Теперь он был стар, однако стар только годами. Дряхлым его, обманувшись седой бородой и морщинами, мог назвать лишь человек несведущий. Опытного воина Сокол, быть может, без волшбы и не одолел бы, но с мелочью разбойничьей, бывало, разбирался легко. Чему Рыжий не раз был свидетелем.

Сам же Рыжий, хоть и считался местным старожилом, часто промышлял на стороне, а потому познакомился с Соколом только в прошлом году, когда тот со своим молодым товарищем Тарко отбил его у Галицкого купчишки. С того самого дня и заладилась у них дружба.

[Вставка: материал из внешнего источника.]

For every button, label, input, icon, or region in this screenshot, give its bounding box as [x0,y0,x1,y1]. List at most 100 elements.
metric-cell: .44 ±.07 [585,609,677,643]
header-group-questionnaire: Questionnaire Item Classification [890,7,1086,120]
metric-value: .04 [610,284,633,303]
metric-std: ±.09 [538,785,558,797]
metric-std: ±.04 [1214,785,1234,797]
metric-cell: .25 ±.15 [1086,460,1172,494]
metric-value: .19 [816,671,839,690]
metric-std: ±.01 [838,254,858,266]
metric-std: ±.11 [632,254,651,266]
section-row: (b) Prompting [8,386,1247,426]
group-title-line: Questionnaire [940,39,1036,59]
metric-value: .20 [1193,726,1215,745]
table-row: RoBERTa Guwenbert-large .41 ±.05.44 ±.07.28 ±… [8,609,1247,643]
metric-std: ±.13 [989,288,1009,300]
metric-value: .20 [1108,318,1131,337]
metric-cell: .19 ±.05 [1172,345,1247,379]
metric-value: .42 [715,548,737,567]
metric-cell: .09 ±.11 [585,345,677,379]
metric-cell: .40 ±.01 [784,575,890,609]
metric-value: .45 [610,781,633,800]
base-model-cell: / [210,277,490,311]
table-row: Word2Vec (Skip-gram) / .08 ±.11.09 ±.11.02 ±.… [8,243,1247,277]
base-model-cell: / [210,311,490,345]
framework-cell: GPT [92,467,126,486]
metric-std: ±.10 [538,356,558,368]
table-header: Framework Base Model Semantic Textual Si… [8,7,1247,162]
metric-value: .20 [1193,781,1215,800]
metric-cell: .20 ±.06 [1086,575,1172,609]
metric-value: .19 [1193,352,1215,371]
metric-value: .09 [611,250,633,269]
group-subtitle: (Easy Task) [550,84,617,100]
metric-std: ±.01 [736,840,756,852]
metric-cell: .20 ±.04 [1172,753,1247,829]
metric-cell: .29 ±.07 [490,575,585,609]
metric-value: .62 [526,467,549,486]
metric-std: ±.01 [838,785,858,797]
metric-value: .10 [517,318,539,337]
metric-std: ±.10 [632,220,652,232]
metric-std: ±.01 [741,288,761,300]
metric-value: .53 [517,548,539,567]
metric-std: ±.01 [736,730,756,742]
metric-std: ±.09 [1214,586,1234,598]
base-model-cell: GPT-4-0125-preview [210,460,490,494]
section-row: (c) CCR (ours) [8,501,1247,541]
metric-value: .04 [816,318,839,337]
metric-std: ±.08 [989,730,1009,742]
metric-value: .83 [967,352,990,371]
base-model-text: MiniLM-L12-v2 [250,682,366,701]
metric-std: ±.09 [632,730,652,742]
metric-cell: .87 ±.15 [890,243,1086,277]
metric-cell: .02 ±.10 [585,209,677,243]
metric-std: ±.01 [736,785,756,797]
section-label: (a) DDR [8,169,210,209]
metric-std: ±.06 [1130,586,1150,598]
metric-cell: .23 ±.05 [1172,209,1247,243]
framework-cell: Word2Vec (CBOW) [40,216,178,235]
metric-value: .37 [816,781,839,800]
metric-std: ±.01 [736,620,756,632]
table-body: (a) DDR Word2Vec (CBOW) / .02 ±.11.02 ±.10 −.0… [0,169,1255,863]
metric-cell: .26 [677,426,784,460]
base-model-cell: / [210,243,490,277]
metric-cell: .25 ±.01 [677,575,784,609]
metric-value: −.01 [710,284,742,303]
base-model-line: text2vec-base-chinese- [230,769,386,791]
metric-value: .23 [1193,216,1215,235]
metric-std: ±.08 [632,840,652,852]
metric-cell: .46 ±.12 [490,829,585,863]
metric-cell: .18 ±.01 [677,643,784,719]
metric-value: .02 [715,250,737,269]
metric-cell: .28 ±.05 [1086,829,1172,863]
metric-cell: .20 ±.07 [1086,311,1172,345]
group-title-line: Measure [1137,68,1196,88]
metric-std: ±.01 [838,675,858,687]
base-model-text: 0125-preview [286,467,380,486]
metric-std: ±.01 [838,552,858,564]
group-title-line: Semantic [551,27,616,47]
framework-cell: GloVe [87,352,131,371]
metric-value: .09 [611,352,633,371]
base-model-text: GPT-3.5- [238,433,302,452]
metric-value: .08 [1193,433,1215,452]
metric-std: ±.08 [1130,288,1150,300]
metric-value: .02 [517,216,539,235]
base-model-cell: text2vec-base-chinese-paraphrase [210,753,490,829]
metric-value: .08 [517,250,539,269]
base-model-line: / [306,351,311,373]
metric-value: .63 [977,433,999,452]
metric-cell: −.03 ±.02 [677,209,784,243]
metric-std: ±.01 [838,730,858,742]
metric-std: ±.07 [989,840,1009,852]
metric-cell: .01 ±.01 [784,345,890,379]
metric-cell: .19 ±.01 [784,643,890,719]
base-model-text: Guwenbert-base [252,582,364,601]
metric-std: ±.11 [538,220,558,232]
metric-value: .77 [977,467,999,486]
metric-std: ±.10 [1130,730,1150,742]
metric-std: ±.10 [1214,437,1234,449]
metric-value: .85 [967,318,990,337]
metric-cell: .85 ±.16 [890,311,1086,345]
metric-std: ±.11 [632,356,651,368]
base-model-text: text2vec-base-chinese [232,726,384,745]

Миновав крестьянские и ремесленные дворы, что примыкали слободкой к Мещёрску, Рыжий свернул на маленькую, укрытую среди деревьев улочку, где жили чародеи, волхвы, знахари, ведуны – в общем, все те, от кого простой люд стремится держаться подальше, пока всё пребывает в порядке, и к кому первым делом бежит, случись какая беда. Улочка эта начиналась в слободке и выходила прямо на холм, где и заканчивалась как раз домом Сокола.

Дверь чародейского жилища запиралась редко, и Рыжий по привычке вошёл без стука.

Тарко сидел с ногами на лавке и, слушая какой-то рассказ чародея, изредка задавал вопросы. Рядом, просунув голову между ним и стенкой, устроился лохматый чародейский пёс. Пёс, видимо, спал после ночного бдения, но на вошедшего Рыжего все же глянул и голову приподнял. Впрочем, признав своего, закрыл глаза и сунул голову обратно.

Говорил Сокол на мещёрском, который Рыжий понимал плохо. Поэтому, увидев гостя, чародей прервал рассказ и перешёл на русский.

– Я как раз говорил Тарко о том, как поступали с лиходеями в этих местах пару веков назад. Сейчас времена не те, конечно…

Рыжий насупился

– Звал – так дело говори. А нет – спать пойду.

– Прости, я пошутил, – повинился Сокол. – Тебя только ждали, вот и вырвалось ненароком. Но я рад, что ты застал нас, потому что дело нависло серьёзное, и мне потребуется ваша с Тарко помощь.

Рыжий уселся на лавку, взял со стола то ли тонкую лепёшку, то ли толстый блин, завернул кусок остывшей осетрины и принялся жевать, давая понять, что готов выслушать старика. Кому другому такое хамство с рук не сошло бы, но Рыжий был чародею хорошим приятелем, и ему многое позволялось в этом доме.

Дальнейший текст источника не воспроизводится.